Q&A with Jack Sweeney, Executive Producer and Host of the CFO Thought Leader Podcast


Jack Sweeney is the Executive Producer and Host of the CFO Thought Leader podcast, a weekly conversation with some of today’s leading CFOs. Jack recently recorded the 500th episode of the podcast, which offers a wide-ranging perspective into the issues on the minds of finance executives. We spoke with Jack about what he’s learned from the professionals on the front lines of finance.


This interview has been edited and condensed.

Your podcast often explores the changing role of the CFO. Can you tell us about that transformation?

It began in large enterprises, and now it’s sweeping through middle-market accounts. Whereas finance leaders in the past were primarily bookkeepers or accountants, now they need to play a more strategic role. These discussions began in the 1990s with thought leaders like Jack Welch at GE. He was one of several senior executives trying to reposition finance to be more strategic. As the role of the CFO grew, it meant they were responsible for areas outside of just finance, sales, and marketing, for example. CFOs began to provide a line of sight into the numbers for leaders throughout the organization.

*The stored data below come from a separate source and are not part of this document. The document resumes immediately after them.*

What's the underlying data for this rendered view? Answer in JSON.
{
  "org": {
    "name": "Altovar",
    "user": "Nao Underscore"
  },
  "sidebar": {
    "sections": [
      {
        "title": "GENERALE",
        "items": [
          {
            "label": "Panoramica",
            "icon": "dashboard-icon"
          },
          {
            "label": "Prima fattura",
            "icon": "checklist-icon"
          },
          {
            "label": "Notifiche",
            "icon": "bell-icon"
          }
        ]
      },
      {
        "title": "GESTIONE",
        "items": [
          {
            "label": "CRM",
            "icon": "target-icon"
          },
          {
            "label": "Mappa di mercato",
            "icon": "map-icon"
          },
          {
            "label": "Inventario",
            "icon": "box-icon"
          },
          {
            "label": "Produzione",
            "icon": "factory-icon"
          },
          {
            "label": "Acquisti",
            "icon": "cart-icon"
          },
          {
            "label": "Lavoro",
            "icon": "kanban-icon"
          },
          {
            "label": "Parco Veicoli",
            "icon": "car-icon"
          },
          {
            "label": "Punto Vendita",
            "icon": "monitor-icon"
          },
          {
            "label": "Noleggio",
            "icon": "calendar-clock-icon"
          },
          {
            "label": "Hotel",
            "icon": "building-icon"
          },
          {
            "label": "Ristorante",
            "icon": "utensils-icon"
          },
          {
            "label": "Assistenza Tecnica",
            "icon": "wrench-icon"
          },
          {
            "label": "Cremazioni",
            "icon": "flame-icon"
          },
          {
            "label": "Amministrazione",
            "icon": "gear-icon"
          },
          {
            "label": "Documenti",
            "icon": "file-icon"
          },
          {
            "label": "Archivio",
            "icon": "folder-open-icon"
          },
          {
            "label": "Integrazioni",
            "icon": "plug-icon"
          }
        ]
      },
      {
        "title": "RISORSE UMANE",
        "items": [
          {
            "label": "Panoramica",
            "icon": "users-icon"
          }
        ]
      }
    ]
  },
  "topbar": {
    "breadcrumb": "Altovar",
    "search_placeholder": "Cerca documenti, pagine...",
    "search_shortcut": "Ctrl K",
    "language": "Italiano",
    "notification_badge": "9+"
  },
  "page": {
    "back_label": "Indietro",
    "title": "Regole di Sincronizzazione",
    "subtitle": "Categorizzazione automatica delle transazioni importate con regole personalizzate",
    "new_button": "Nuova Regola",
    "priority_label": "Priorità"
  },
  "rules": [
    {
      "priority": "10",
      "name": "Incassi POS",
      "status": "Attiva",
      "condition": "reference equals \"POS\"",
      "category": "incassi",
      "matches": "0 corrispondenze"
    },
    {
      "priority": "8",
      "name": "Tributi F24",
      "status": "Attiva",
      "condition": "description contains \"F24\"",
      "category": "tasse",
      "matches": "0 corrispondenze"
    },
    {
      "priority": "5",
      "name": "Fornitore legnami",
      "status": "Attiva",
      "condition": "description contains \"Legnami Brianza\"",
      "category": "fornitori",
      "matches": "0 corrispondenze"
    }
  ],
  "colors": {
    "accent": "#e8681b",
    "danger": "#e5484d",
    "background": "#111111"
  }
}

What parts of the business strategy are CFOs now responsible for?

In the wake of the recession, CFOs were primarily involved with downsizing and thoughtfully making cuts. But after the economy rebounded, the focus switched to growth. CFOs took that to heart, and after realizing they had new clout within the organization, they began looking for ways to add value.

We have seen some interesting examples of this from CFOs at tech companies with a subscription model like SAAS (software-as-a-service). These CFOs are playing an exciting role in developing tools to measure the customer experience, which is not what finance was set up to do originally. CFOs have discovered that the closer you get to the customer, the more you’re able to drive growth. I think we’ll see that evolution continue to companies outside SAAS.

In addition to have a strategic-thinking CFO, what sorts of tools or mindsets do you think finance departments need to be successful?

I think the timing of my podcast was fortunate because it gave CFOs a chance to share their professional narratives. Communication is an essential skill that I think a lot of CFOs lack. It’s typically been up to the CEO to be the great communicator, but now that CFOs are building relationships across the organization, they need to be approachable. Approachable wasn’t something they needed to be 20 or 30 years ago.

Do you think technology has a role to play in helping CFOs communicate with more stakeholders inside the company?

To be a strategic CFO today is about creating visibility across the organization and identifying the areas of the business that need to be measured. Most organizations will tell you they have too much data and don’t know how to extract the insights, so it falls on the CFO to use their analytical skills to create that value. The fact that there are a lot of non-financial measures entering the realm of finance, metrics that are not just about money, means it’s up to the CFO and the whole finance team to present data and insights to other stakeholders in a way that’s valuable to them.

Are CFOs working closely with IT department to find and distribute data?

With the advent of cloud technologies, you’re mostly finding CFOs who take it upon themselves to learn new technologies. And when it comes to the area of selecting new technologies, I’ve found that IT is there to offer advice and guidance, but it’s up to the finance department to decide what technology they need to fulfill their responsibilities.

What strategies are they using to select technologies and vendors?

Finance is known for studying things carefully and being able to weigh competing options, so they are often adept at finding the right technologies. But you will also hear about how CFOs base their selection on relationships; for instance, they go with the salesperson they like. Functionality is essential, but CFOs also look for trustworthy tech partners.

You’ve been speaking to CFOs for years now. What kinds of issues are they excited and anxious about?

As we’ve touched on, data is a big issue for CFOs. They’re wondering how others use data to understand the business and what metrics are beneficial to organizations broadly, not just in finance. They’re asking how they can share metrics within the organization to drive growth and improve the culture.

I think the Net Promoter Score is a great example. In many organizations, finance has taken control of this metric even though it’s not directly related to finance. They create awareness of it across the organization so everyone feels like they have a stake in the score. With the development of real-time dashboards, companies can now share metrics as frequently as they want, on an intranet, for example. Finding the best ways to get that information into everyone hands is on the minds of a lot of CFOs right now.